In the tight quarters aboard the deck of the Gamo, the superior numbers of the Spanish could not be brought to full advantage. Even so, Cochrane was not out of surprises. In the middle of the melee, he called over to the only man left aboard the Speedy and instructed him, very loudly, to send the second wave of attackers. Somehow the recipient of the bogus order managed to contain his surprise, and pretended to comply with loud shouts and orders to sailors who didn’t exist. Many of the Spanish apparently concluded that the Speedy had been packed with Marines and the whole battle had been a trap.
Next, someone noticed that the Spanish ensign was being lowered from the mast: the sign of surrender. But it wasn’t the Spanish lowering it. Rather, it was one of Cochrane’s men who had previously been instructed to do so at a proper point in the struggle. Before they could figure out that it was a trick, the disheartened Spanish, with their captain dead, laid down their weapons. Afraid the Spanish would discover how few had defeated them, Cochrane and his men were quick to shuttle the Spanish below decks, where they were held in position with the Gamo’s two largest guns.

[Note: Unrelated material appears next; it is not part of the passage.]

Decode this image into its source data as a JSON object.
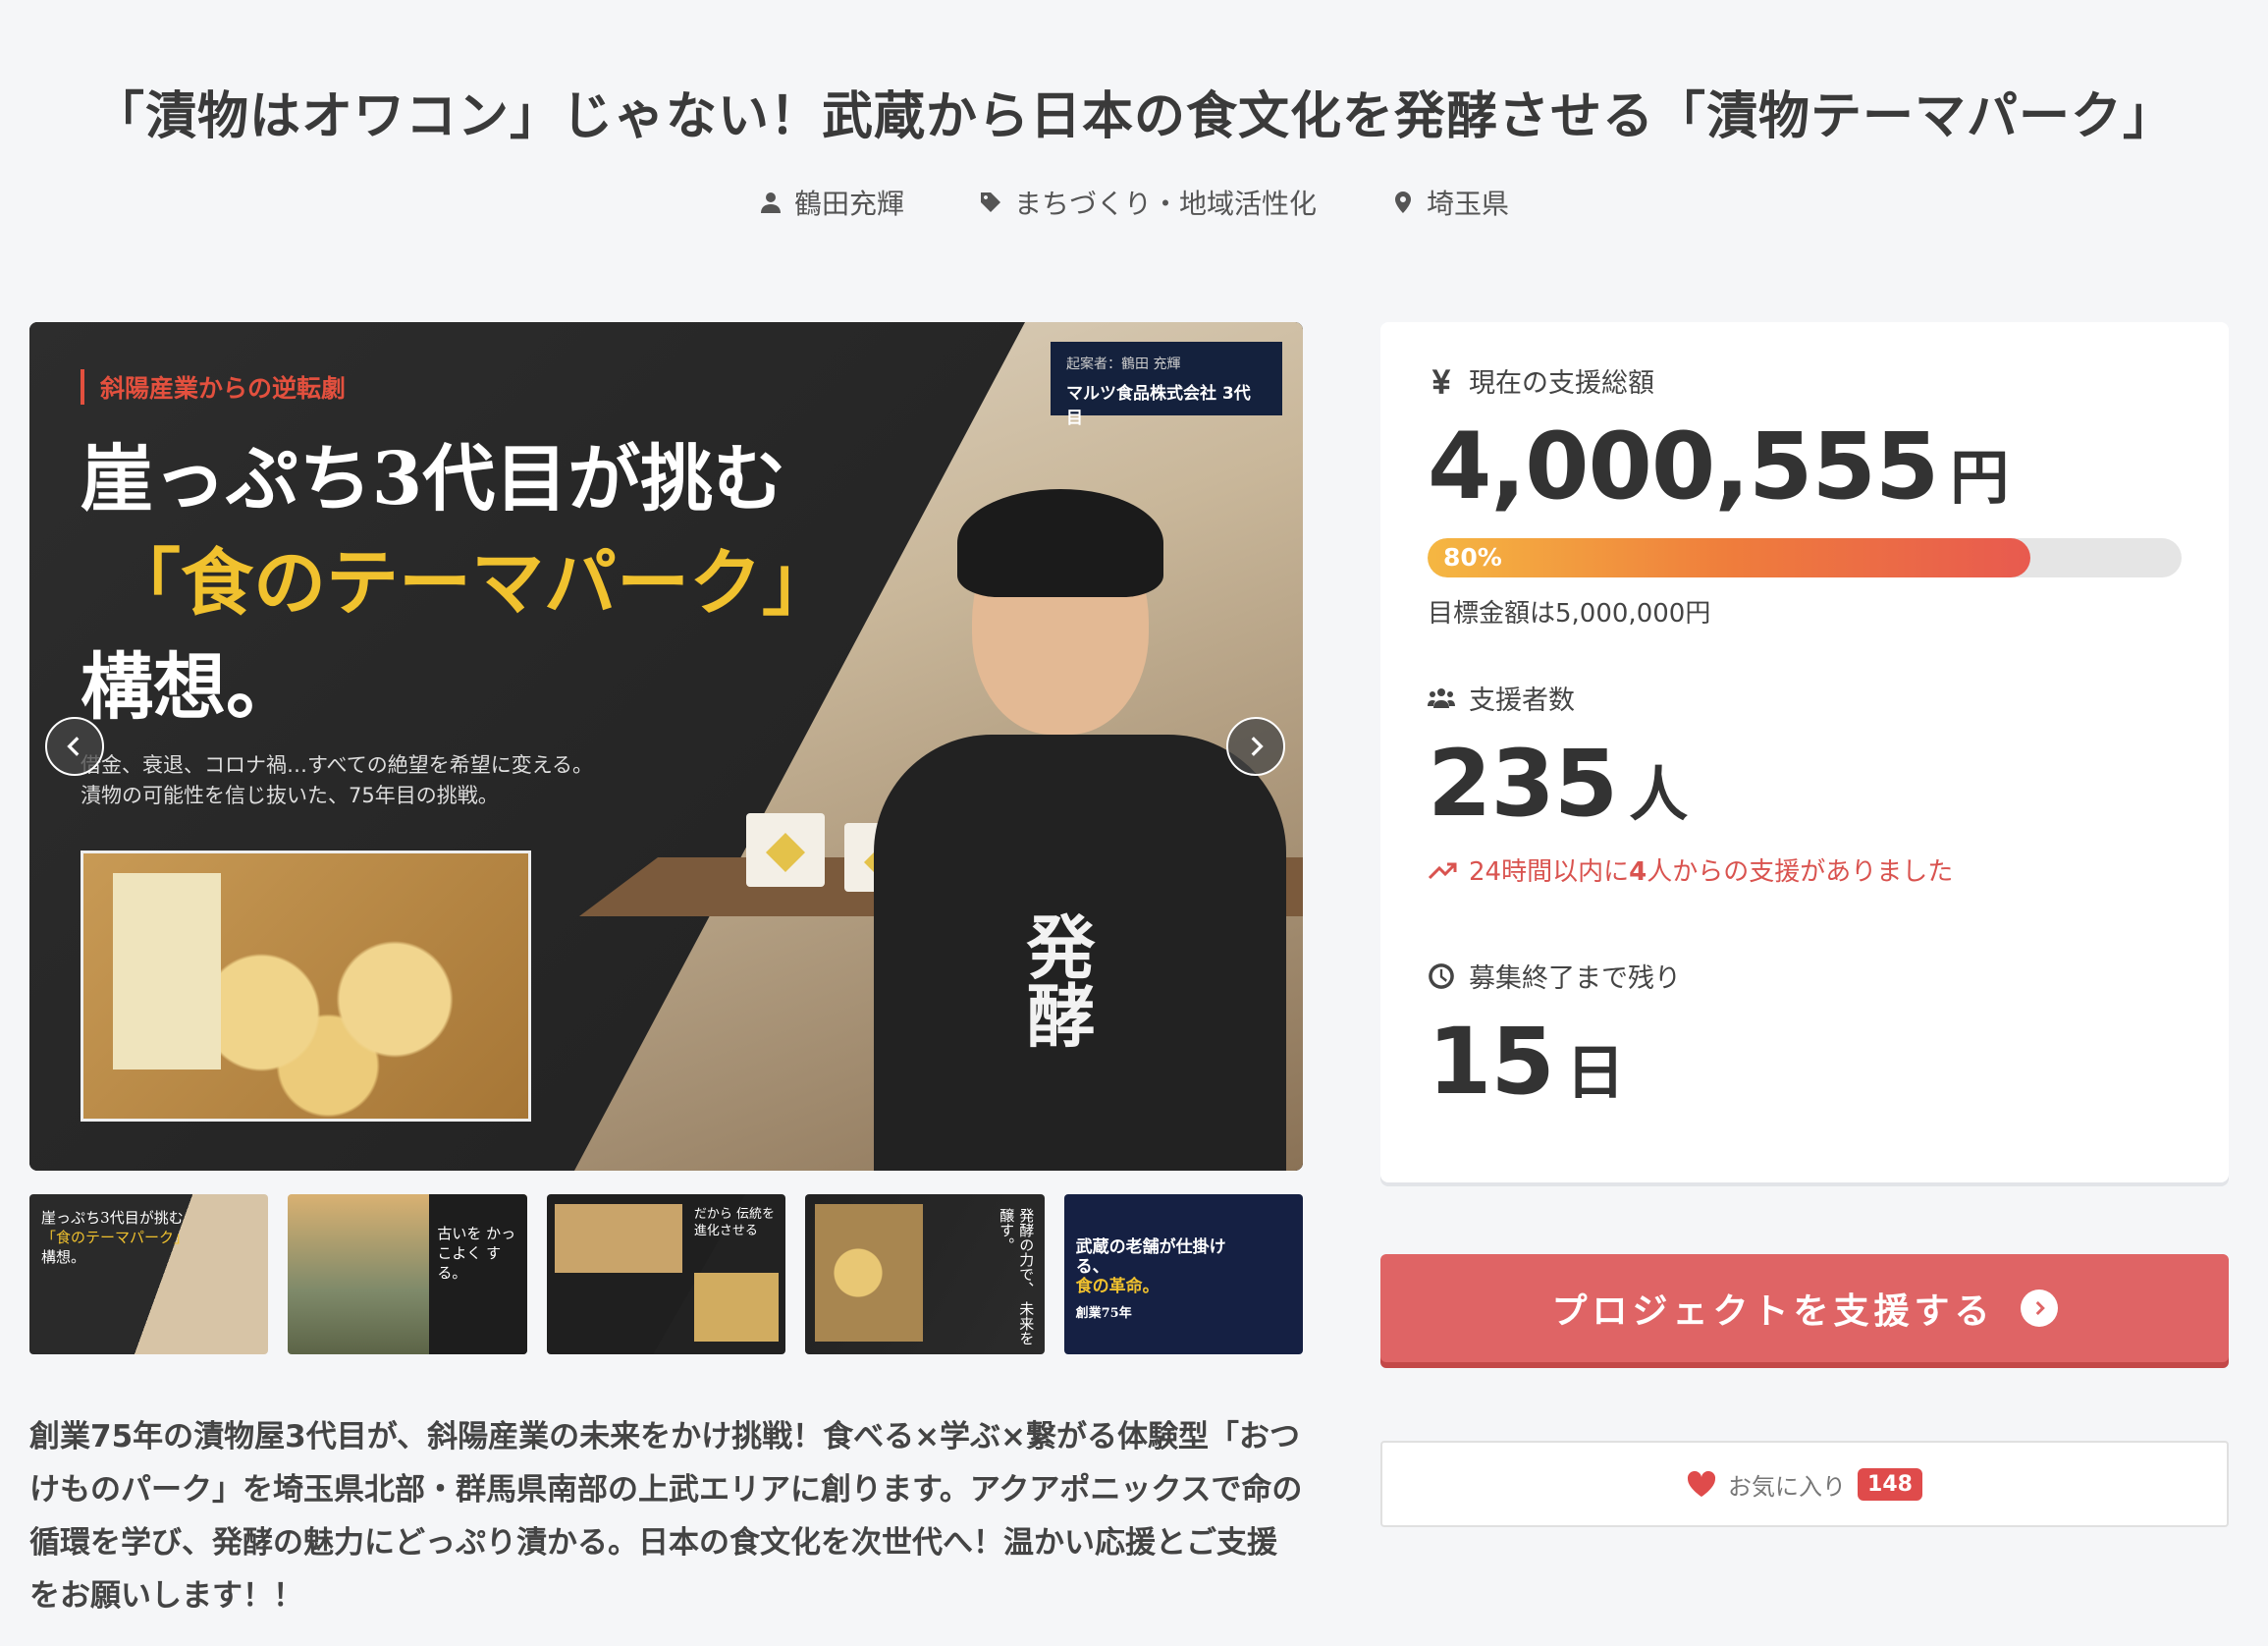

The tiny little Speedy proceeded to the British port in Minorca towing a prize ship four times its size. Donald Thomas wrote, “The Gamo should have been able to blow the Speedy out of the water before the British ship came near enough to fire a shot. The Spanish troops should have been able to overwhelm the depleted crew of the brig as soon as she came alongside. A man who was so foolish as to lead forty-eight seamen on board an enemy ship with a crew of more than three hundred ought to have found himself and his men prisoners within a few minutes.” But it didn’t happen that way. Instead, Cochrane had pulled off what Nathan Miller called “the finest single-ship action of the Napoleonic Wars.”